I am quite the sucker for a good pork tenderloin recipe. I often forget about this healthy meat option when planning meals, but then I end up kicking myself once I remember how delicious it is. What I love about it is its versatility, you can dress it up for company or prepare it for an easy weeknight dinner. I personally think that this recipe could serve you both ways. It is fancy enough to entertain with and easy enough to prepare during the week.

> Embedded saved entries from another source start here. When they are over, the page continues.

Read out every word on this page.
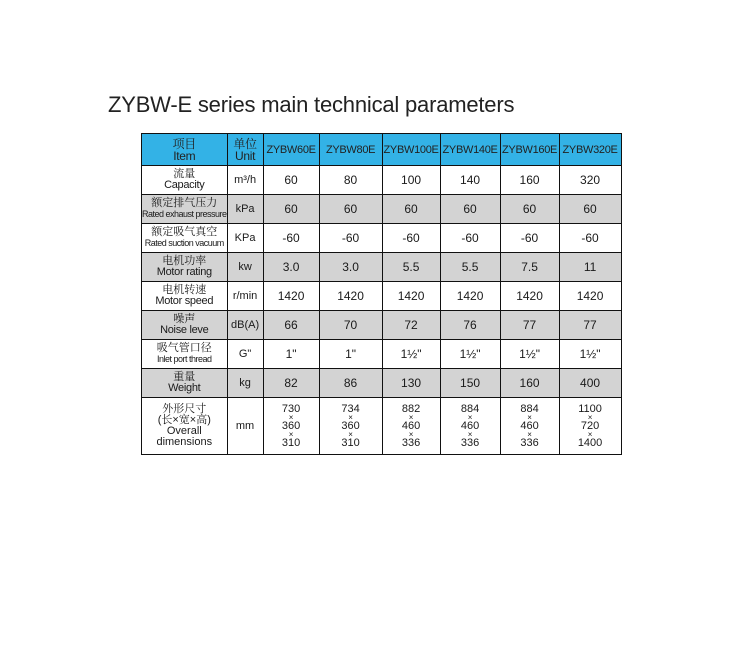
ZYBW-E series main technical parameters
项目
Item	单位
Unit	ZYBW60E	ZYBW80E	ZYBW100E	ZYBW140E	ZYBW160E	ZYBW320E

流量
Capacity	m³/h	60	80	100	140	160	320

额定排气压力
Rated exhaust pressure	kPa	60	60	60	60	60	60

额定吸气真空
Rated suction vacuum	KPa	-60	-60	-60	-60	-60	-60

电机功率
Motor rating	kw	3.0	3.0	5.5	5.5	7.5	11

电机转速
Motor speed	r/min	1420	1420	1420	1420	1420	1420

噪声
Noise leve	dB(A)	66	70	72	76	77	77

吸气管口径
Inlet port thread	G"	1"	1"	1½"	1½"	1½"	1½"

重量
Weight	kg	82	86	130	150	160	400

外形尺寸
(长×宽×高)
Overall
dimensions	mm	730
×
360
×
310	734
×
360
×
310	882
×
460
×
336	884
×
460
×
336	884
×
460
×
336	1100
×
720
×
1400
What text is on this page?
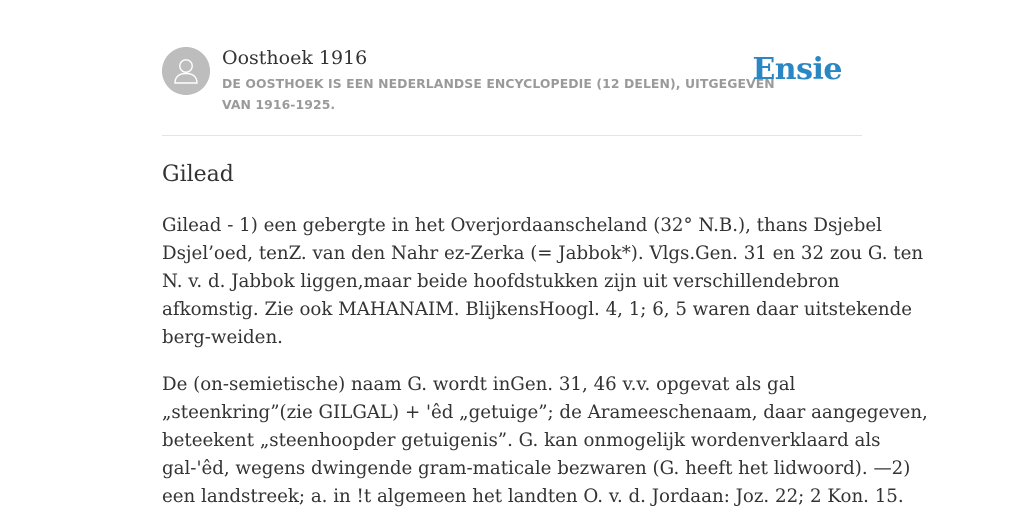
Oosthoek 1916
DE OOSTHOEK IS EEN NEDERLANDSE ENCYCLOPEDIE (12 DELEN), UITGEGEVEN
VAN 1916-1925.
Ensie
Gilead

Gilead - 1) een gebergte in het Overjordaanscheland (32° N.B.), thans Dsjebel
Dsjel’oed, tenZ. van den Nahr ez-Zerka (= Jabbok*). Vlgs.Gen. 31 en 32 zou G. ten
N. v. d. Jabbok liggen,maar beide hoofdstukken zijn uit verschillendebron
afkomstig. Zie ook MAHANAIM. BlijkensHoogl. 4, 1; 6, 5 waren daar uitstekende
berg-weiden.

De (on-semietische) naam G. wordt inGen. 31, 46 v.v. opgevat als gal
„steenkring”(zie GILGAL) + 'êd „getuige”; de Arameeschenaam, daar aangegeven,
beteekent „steenhoopder getuigenis”. G. kan onmogelijk wordenverklaard als
gal-'êd, wegens dwingende gram-maticale bezwaren (G. heeft het lidwoord). —2)
een landstreek; a. in !t algemeen het landten O. v. d. Jordaan: Joz. 22; 2 Kon. 15.
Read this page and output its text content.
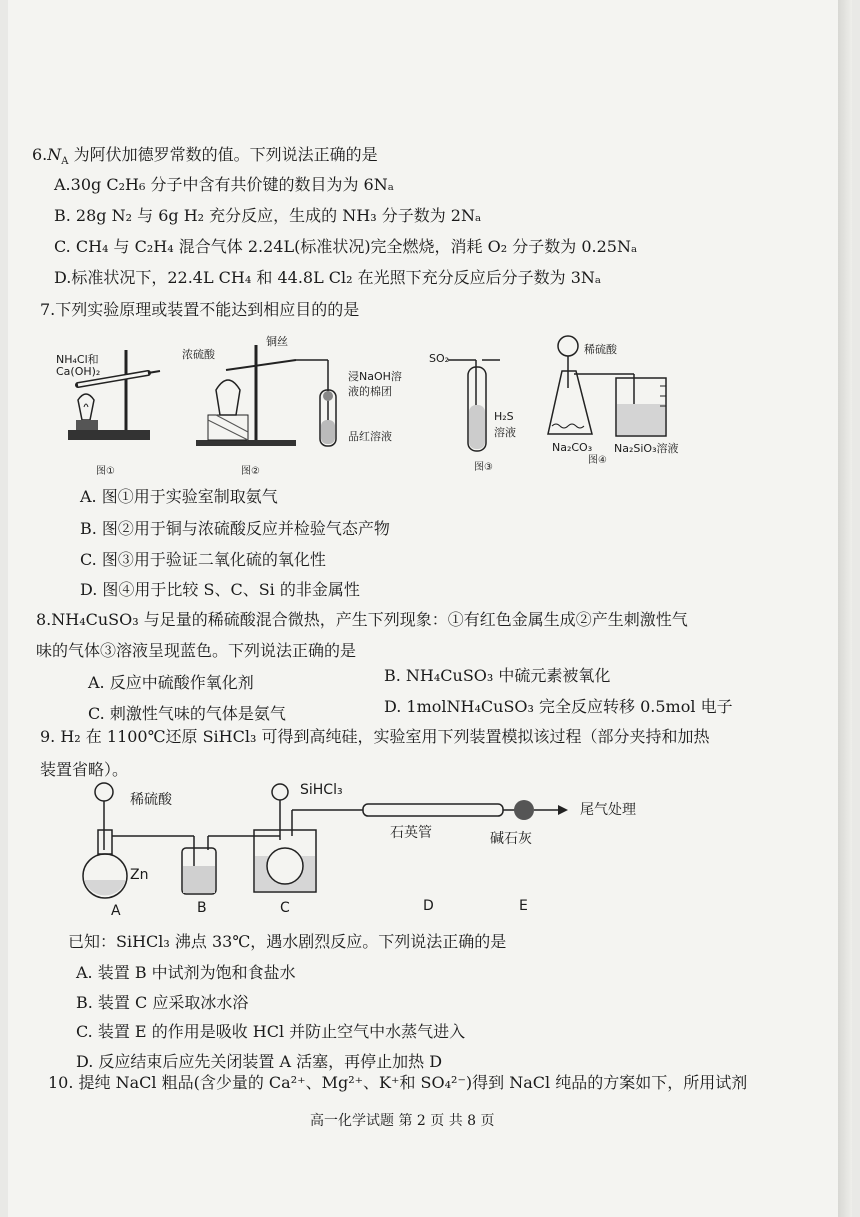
$6.N_A$ 为阿伏加德罗常数的值。下列说法正确的是
A.30g C₂H₆ 分子中含有共价键的数目为为 6Nₐ
B. 28g N₂ 与 6g H₂ 充分反应，生成的 NH₃ 分子数为 2Nₐ
C. CH₄ 与 C₂H₄ 混合气体 2.24L(标准状况)完全燃烧，消耗 O₂ 分子数为 0.25Nₐ
D.标准状况下，22.4L CH₄ 和 44.8L Cl₂ 在光照下充分反应后分子数为 3Nₐ
7.下列实验原理或装置不能达到相应目的的是
NH₄Cl和
Ca(OH)₂
图①
浓硫酸
铜丝
浸NaOH溶
液的棉团
品红溶液
图②
SO₂
H₂S
溶液
图③
稀硫酸
Na₂CO₃ Na₂SiO₃溶液
图④
A. 图①用于实验室制取氨气
B. 图②用于铜与浓硫酸反应并检验气态产物
C. 图③用于验证二氧化硫的氧化性
D. 图④用于比较 S、C、Si 的非金属性
8.NH₄CuSO₃ 与足量的稀硫酸混合微热，产生下列现象：①有红色金属生成②产生刺激性气
味的气体③溶液呈现蓝色。下列说法正确的是
A. 反应中硫酸作氧化剂	B. NH₄CuSO₃ 中硫元素被氧化
C. 刺激性气味的气体是氨气	D. 1molNH₄CuSO₃ 完全反应转移 0.5mol 电子
9. H₂ 在 1100℃还原 SiHCl₃ 可得到高纯硅，实验室用下列装置模拟该过程（部分夹持和加热
装置省略）。
稀硫酸
Zn
SiHCl₃
石英管	碱石灰
尾气处理
A	B	C	D	E
已知：SiHCl₃ 沸点 33℃，遇水剧烈反应。下列说法正确的是
A. 装置 B 中试剂为饱和食盐水
B. 装置 C 应采取冰水浴
C. 装置 E 的作用是吸收 HCl 并防止空气中水蒸气进入
D. 反应结束后应先关闭装置 A 活塞，再停止加热 D
10. 提纯 NaCl 粗品(含少量的 Ca²⁺、Mg²⁺、K⁺和 SO₄²⁻)得到 NaCl 纯品的方案如下，所用试剂
高一化学试题 第 2 页 共 8 页
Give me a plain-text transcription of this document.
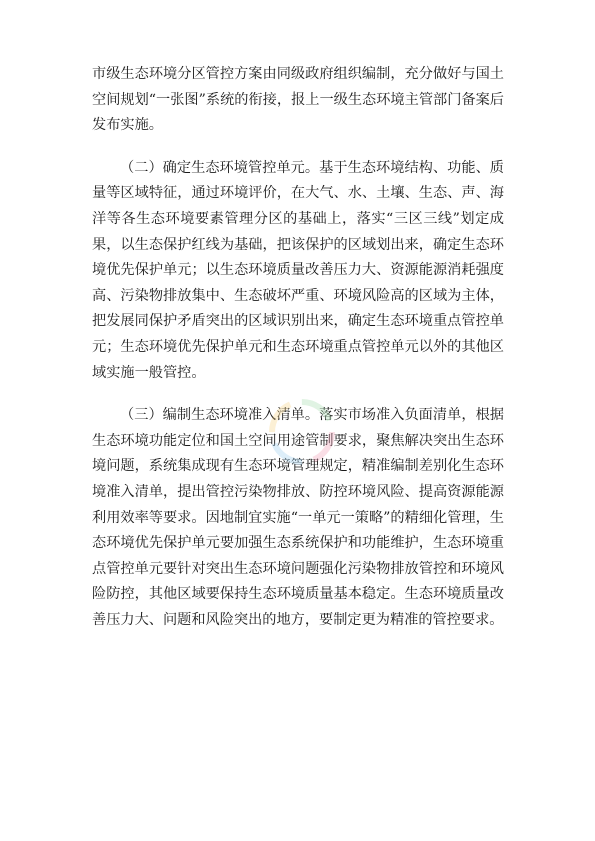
市级生态环境分区管控方案由同级政府组织编制，充分做好与国土空间规划“一张图”系统的衔接，报上一级生态环境主管部门备案后发布实施。

（二）确定生态环境管控单元。基于生态环境结构、功能、质量等区域特征，通过环境评价，在大气、水、土壤、生态、声、海洋等各生态环境要素管理分区的基础上，落实“三区三线”划定成果，以生态保护红线为基础，把该保护的区域划出来，确定生态环境优先保护单元；以生态环境质量改善压力大、资源能源消耗强度高、污染物排放集中、生态破坏严重、环境风险高的区域为主体，把发展同保护矛盾突出的区域识别出来，确定生态环境重点管控单元；生态环境优先保护单元和生态环境重点管控单元以外的其他区域实施一般管控。

（三）编制生态环境准入清单。落实市场准入负面清单，根据生态环境功能定位和国土空间用途管制要求，聚焦解决突出生态环境问题，系统集成现有生态环境管理规定，精准编制差别化生态环境准入清单，提出管控污染物排放、防控环境风险、提高资源能源利用效率等要求。因地制宜实施“一单元一策略”的精细化管理，生态环境优先保护单元要加强生态系统保护和功能维护，生态环境重点管控单元要针对突出生态环境问题强化污染物排放管控和环境风险防控，其他区域要保持生态环境质量基本稳定。生态环境质量改善压力大、问题和风险突出的地方，要制定更为精准的管控要求。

Sometimes I get cravings for a comforting meal–you know meat and potatoes fare. I served this with a baked potato and a veggie and it was perfect. Blair and I made this together after walking over to our town’s elementary school to vote. I didn’t even prep anything and it came together so quickly. The meal has a very rustic feel to it with the addition of the fresh sage. The meat turned out juicy and the maple mustard pan sauce was outstanding. It was sweet and tangy and complemented the sage so well. Don’t you love when meals turn out to be way better than you expected?! This was exactly the case with this pork tenderloin.
Maple Mustard Pork Tenderloin
3 tablespoons Dijon mustard, divided
1/2 teaspoon kosher salt
1/2 teaspoon freshly ground pepper
1 pound pork tenderloin, trimmed
2 teaspoons canola oil
1/4 cup cider vinegar
2 tablespoons maple syrup
1 1/2 teaspoons chopped fresh sage
What you’ll do:
Preheat oven to 425°F. In a small bowl, combine 1 tablespoon mustard, salt and pepper; rub all over pork. Heat oil in a large ovenproof skillet over medium-high heat. Add pork and brown on all sides, 3 to 5 minutes. Transfer the pan to the oven and roast until an instant-read thermometer inserted in the center registers 145°F, about 15 minutes. Transfer to a cutting board, tent with foil, and let rest for 5 minutes.
Place the skillet over medium-high heat (take care, the handle will still be hot), add vinegar to deglaze the pan, bring to a boil, scrape up any browned bits with a wooden spoon, for about 30 seconds. Whisk in maple syrup and the remaining 2 tablespoons mustard; bring to a boil, reduce heat to a simmer and cook until the sauce is thickened, about 5 minutes.
Slice the pork. Add any accumulated juices to the sauce along with sage. Serve the pork topped with the sauce.